Many companies develop inertial trust systems, although there are significant differences. Some are investigating different materials for the target, while others use particle accelerators instead of lasers, triggering the fusion reaction by slamming atoms together.
The main competing idea is called magnetic confinement, with systems that create a cloud of plasma, superheated to hundreds of millions of degrees, which can trigger a fusion reaction. Powerful magnets control the plasma and keep the reaction going. This approach has yet to achieve a net energy gain, and the approach faces challenges including developing better magnets and creating materials that can withstand very hot temperatures and be used for the container to hold the plasma.
To date, about $5 billion in funding has flowed to fusion companies, with the vast majority going to magnetic confinement technologies, according to trade group Fusion Industry Association.
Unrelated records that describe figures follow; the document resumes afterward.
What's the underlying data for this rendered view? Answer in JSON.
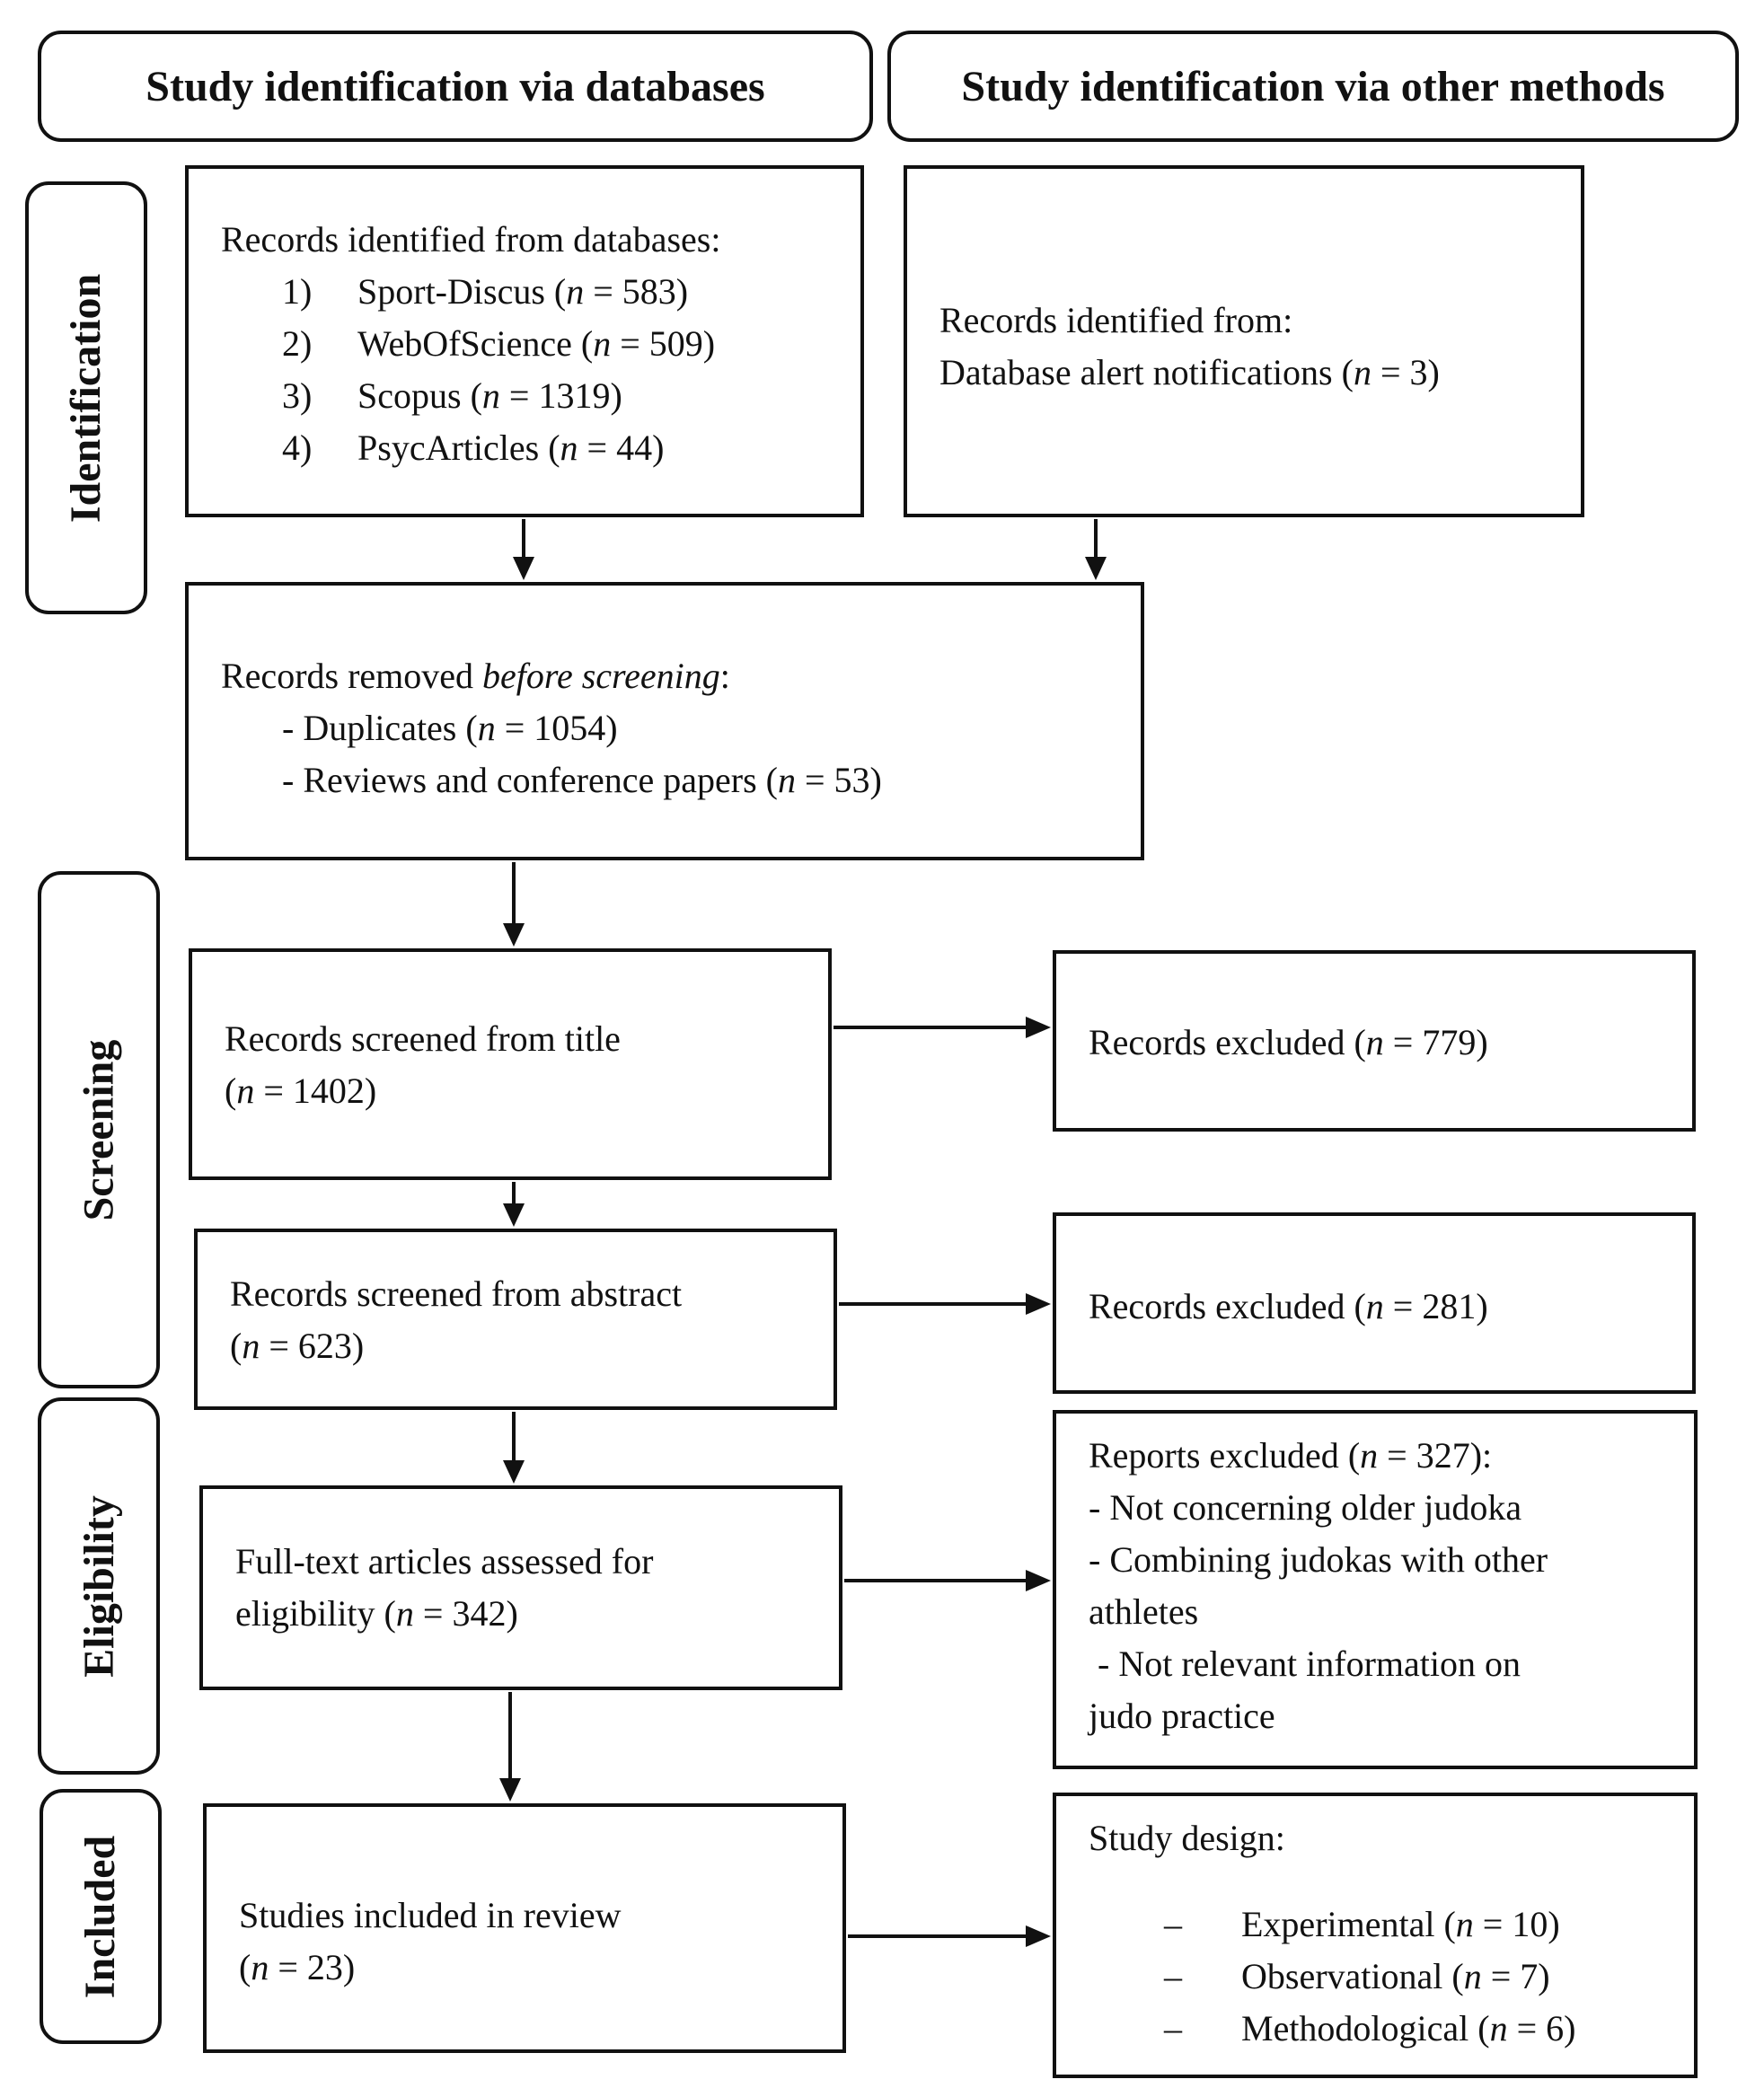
{
  "headers": {
    "databases": "Study identification via databases",
    "other": "Study identification via other methods"
  },
  "phases": {
    "identification": "Identification",
    "screening": "Screening",
    "eligibility": "Eligibility",
    "included": "Included"
  },
  "identification_db": {
    "title": "Records identified from databases:",
    "items": [
      {
        "num": "1)",
        "name": "Sport-Discus",
        "n": "583"
      },
      {
        "num": "2)",
        "name": "WebOfScience",
        "n": "509"
      },
      {
        "num": "3)",
        "name": "Scopus",
        "n": "1319"
      },
      {
        "num": "4)",
        "name": "PsycArticles",
        "n": "44"
      }
    ]
  },
  "identification_other": {
    "line1": "Records identified from:",
    "label": "Database alert notifications",
    "n": "3"
  },
  "removed": {
    "prefix": "Records removed ",
    "emphasis": "before screening",
    "suffix": ":",
    "items": [
      {
        "label": "- Duplicates",
        "n": "1054"
      },
      {
        "label": "- Reviews and conference papers",
        "n": "53"
      }
    ]
  },
  "screen_title": {
    "line1": "Records screened from title",
    "n": "1402"
  },
  "screen_abstract": {
    "line1": "Records screened from abstract",
    "n": "623"
  },
  "excluded_title": {
    "label": "Records excluded",
    "n": "779"
  },
  "excluded_abstract": {
    "label": "Records excluded",
    "n": "281"
  },
  "fulltext": {
    "line1": "Full-text articles assessed for",
    "line2": "eligibility",
    "n": "342"
  },
  "reports_excluded": {
    "label": "Reports excluded",
    "n": "327",
    "lines": [
      "- Not concerning older judoka",
      "- Combining judokas with other",
      "athletes",
      " - Not relevant information on",
      "judo practice"
    ]
  },
  "included_studies": {
    "line1": "Studies included in review",
    "n": "23"
  },
  "study_design": {
    "title": "Study design:",
    "items": [
      {
        "dash": "–",
        "label": "Experimental",
        "n": "10"
      },
      {
        "dash": "–",
        "label": "Observational",
        "n": "7"
      },
      {
        "dash": "–",
        "label": "Methodological",
        "n": "6"
      }
    ]
  }
}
Inertial confidence might be better suited to prove that fusion can work, said Adam Stein, director of nuclear energy innovation at the Breakthrough Institute, a research group based in Oakland, Calif. But in the longer term, when it comes to commercialization, “plasma magnetic confinement is more likely to be successful,” he said.
“Be optimistic”
Years have been spent refining every part of the process at the Lawrence Livermore lab.
Much of the success is down to accuracy. Fuel capsules all contain tiny imperfections that can make a significant difference in the course of the reaction. So does the frozen hydrogen inside, a mixture of deuterium and tritium isotopes. The team would often produce hydrogen ice, melt it, and retry several times before a shot, hoping to get the best possible target and increase the chance of success.
Anyone working on fusion “should be optimistic,” said Denise Hinkel, a physicist who focuses on improving the predictive ability of the program’s computer simulations and who has worked at Lawerence Livermore for 30 years. “Otherwise you wouldn’t stay on the pitch.”
By this summer, the giant laser will be able to deliver around 8% more energy than it did in this month’s firing, according to Jean-Michel Di Nicola, chief engineer of the laser from the National Ignition Facility. Target manufacturing program manager Michael Stadermann said the lab is also developing a computer program that can examine fuel capsule shells for flaws much faster than humans. They are also working with the capsule manufacturer to improve the manufacturing process.
Lawrence Livermore’s breakthrough may remain only a moment in scientific history and not mark the start of a new fusion industry powering the world. Bridging the gap between experimentation and commercialization could take decades, if at all. And magnetic confinement could eventually be the winning fusion method, providing the world with abundantly clean energy. Pak, a soft-spoken man with a tuft of brown hair and a quick wit, said the result would not disappoint him.
“They can learn from us, we can learn from them,” said Pak, 40. “When I’m an old man, I’ll be really happy with my contributions.”